Pada perencanaan kedua telah terjadi perubahan bentang menjadi 36 meter dan perubahan dari beton pra cetak ke rangka baja.
Lalu, pada pembangunan tahap II jembatan Kuala Gigieng, Dinas PURP Aceh melakukan tender yang dimenangkan CV. Pilar Jaya dengan nilai Rp 1,877 miliar dan telah selesai dikerjakan berdasarkan perencanaan kedua dengan bentang 36 meter lebar 5 meter, tinggi girder 1,25 meter mengunakan rangka baja.
“Hari ini jembatan tersebut fungsional artinya sudah digunakan oleh masyarakat, meski adanya lendutan yang dinilai pihak Kejaksaan telah terjadi tindak pidana korupsi. Seharusnya pihak Kejaksaan menelusuri dari awal pembangunan jembatan itu untuk tahu asal muasal lendutan tersebut, tidak hanya menilai pekerjaan tahap II,” katanya.

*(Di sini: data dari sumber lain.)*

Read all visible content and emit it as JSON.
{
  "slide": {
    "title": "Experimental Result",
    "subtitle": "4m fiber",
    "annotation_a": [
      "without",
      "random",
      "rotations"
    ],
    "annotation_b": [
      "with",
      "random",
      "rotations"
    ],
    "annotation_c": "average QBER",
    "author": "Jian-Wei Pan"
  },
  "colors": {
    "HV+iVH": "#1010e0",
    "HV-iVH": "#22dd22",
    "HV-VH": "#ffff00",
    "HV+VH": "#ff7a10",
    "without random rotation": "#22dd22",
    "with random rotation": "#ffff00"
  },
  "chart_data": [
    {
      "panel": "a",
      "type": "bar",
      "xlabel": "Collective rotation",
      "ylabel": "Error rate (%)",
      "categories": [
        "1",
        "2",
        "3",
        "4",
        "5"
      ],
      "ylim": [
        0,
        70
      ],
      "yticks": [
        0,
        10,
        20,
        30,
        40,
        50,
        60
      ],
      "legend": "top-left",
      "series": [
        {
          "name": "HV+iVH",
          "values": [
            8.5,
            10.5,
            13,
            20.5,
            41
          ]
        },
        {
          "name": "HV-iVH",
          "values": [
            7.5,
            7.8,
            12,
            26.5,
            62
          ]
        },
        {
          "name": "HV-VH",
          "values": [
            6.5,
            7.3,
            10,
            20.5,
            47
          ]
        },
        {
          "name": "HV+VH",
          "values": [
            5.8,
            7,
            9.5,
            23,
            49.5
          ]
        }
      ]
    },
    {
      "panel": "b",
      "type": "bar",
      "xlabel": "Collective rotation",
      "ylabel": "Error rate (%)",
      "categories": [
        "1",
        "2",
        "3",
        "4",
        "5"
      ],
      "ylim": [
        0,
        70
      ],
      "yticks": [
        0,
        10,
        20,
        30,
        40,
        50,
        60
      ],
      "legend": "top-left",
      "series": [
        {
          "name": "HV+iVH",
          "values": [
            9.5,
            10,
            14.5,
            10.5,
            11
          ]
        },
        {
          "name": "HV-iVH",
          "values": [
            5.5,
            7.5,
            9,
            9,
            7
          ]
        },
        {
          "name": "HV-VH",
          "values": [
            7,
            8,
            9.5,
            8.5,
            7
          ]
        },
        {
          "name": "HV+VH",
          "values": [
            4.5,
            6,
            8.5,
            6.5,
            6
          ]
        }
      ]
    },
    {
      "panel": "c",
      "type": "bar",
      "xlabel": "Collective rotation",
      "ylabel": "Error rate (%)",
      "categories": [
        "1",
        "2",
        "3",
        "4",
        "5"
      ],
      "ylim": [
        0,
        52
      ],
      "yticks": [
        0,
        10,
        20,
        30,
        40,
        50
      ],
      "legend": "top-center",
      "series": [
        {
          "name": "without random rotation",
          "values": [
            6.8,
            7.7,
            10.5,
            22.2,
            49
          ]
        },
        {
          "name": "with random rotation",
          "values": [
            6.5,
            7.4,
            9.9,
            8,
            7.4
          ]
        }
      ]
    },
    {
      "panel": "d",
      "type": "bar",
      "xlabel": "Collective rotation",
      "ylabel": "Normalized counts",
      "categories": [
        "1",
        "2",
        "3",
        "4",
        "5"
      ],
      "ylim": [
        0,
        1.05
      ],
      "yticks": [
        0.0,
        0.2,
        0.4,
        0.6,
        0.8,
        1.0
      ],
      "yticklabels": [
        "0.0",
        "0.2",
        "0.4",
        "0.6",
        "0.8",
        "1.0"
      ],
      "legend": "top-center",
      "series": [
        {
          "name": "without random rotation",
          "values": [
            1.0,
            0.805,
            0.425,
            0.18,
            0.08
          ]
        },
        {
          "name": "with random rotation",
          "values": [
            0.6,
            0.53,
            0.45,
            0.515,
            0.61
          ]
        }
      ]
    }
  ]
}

Karena itu, dirinya merasa keberatan klien ditetapkan sebagai tersangka tanpa melihat puncak awal terjadi masalah pembangunan jembatan itu. “Saya akan melayangkan surat pendapat hukum ke Kejati Aceh, Kejagung RI di Jakarta dan Jamwas di Jakarta,” katanya.

Tidak Gagal
Sekjen DPN ITAKI, Teuku Abdul Hannan menilai, laporan hasil pemeriksaan dari Laboratorium Forensik Struktur Bangunan Fakultas Teknik Universitas Syiah Kuala, tidak menyatakan pembangunan jembatan Kuala Gigieng tidak memenuhi standar keamanan, keselamatan, kesehatan dan keberlanjutan.
“Mereka hanya memberikan saran dan masukan tehnis atas lendutan tersebut dan tidak menyatakan pembangunan jembatan Kuala Gigieng tidak memenuhi standar keamanan, keselamatan, kesehatan dan keberlanjutan,” kata Hannan, Kamis (28/10).
Penilaian itu dikatakan terkait persoalan pembangunan jembatan Kuala Gigieng, Kecamatan Simpang Tiga, Pidie, yang oleh Kejaksaan sudah menetapkan Wakil Direktur CV Pilar Jaya berinisial S sebagai tersangka, karena melakukan pekerjaan pada pembangunan jembatan Kuala Gigieng terjadi penyimpangan.
Kata Hannan, dari laporan Laboratorium Forensik Struktur Bangunan Fakultas Teknik Universitas Syiah Kuala, juga menyatakan tidak adanya kegagalan bangunan.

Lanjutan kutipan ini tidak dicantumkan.